Sur Instagram et autres sites à la mode, les photos de nourriture prolifèrent. On y voit des viandes aussi rosées que juteuses, des moules à la crème, des bananes trempées dans le chocolat noir. On y voit des bouches et des langues se délecter de ces gâteries fabuleuses. Contre l’orgie culinaire placardée sur les réseaux sociaux, des militants intestinaux s’élèvent. Ils protestent en pratiquant une ascèse aussi rigide que celle des brahmanes hindous. C’est le retour en force des interdits alimentaires. Paradoxalement, le véganisme est à la fois tradition et modernité. Avec sa brochette de nutritionnistes, il est pénitence et encadrement pseudoscientifique. Des professionnels du déplaisir assurent le bon fonctionnement de ce carême de tous les instants.
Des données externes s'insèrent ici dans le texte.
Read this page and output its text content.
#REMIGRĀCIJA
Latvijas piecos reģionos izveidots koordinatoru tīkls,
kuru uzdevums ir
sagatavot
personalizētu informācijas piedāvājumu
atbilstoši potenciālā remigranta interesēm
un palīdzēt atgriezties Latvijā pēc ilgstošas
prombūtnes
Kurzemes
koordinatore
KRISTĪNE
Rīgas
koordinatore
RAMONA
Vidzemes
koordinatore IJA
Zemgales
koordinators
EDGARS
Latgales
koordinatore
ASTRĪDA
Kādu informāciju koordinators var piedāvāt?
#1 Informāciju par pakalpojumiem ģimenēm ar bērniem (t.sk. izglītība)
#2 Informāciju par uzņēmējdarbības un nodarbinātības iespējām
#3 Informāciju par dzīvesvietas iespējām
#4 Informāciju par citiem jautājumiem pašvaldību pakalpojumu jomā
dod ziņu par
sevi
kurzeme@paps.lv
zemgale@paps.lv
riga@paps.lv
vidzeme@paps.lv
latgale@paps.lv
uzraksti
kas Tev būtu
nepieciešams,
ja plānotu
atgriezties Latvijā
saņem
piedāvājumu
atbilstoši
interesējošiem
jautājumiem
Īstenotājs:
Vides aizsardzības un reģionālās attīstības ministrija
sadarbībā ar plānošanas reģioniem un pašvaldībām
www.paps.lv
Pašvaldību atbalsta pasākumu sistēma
La production de viande peut entrer en contradiction avec certaines exigences environnementales. Il ne faut donc pas abuser des plaisirs carnés de la table. Toutefois, il serait trop facile de ramener ce courant au seul essor de l’écologisme. Il y a dans le véganisme une tentation puritaine. Avec les végans, il faudrait nous retenir de jouir, pour mieux nous consacrer au dépassement de notre condition de pécheurs. Nous pourrions même nous demander si les végans aiment vraiment la vie. Pourquoi un tel programme à l’heure où la fête semble être devenue l’horizon indépassable de notre civilisation ?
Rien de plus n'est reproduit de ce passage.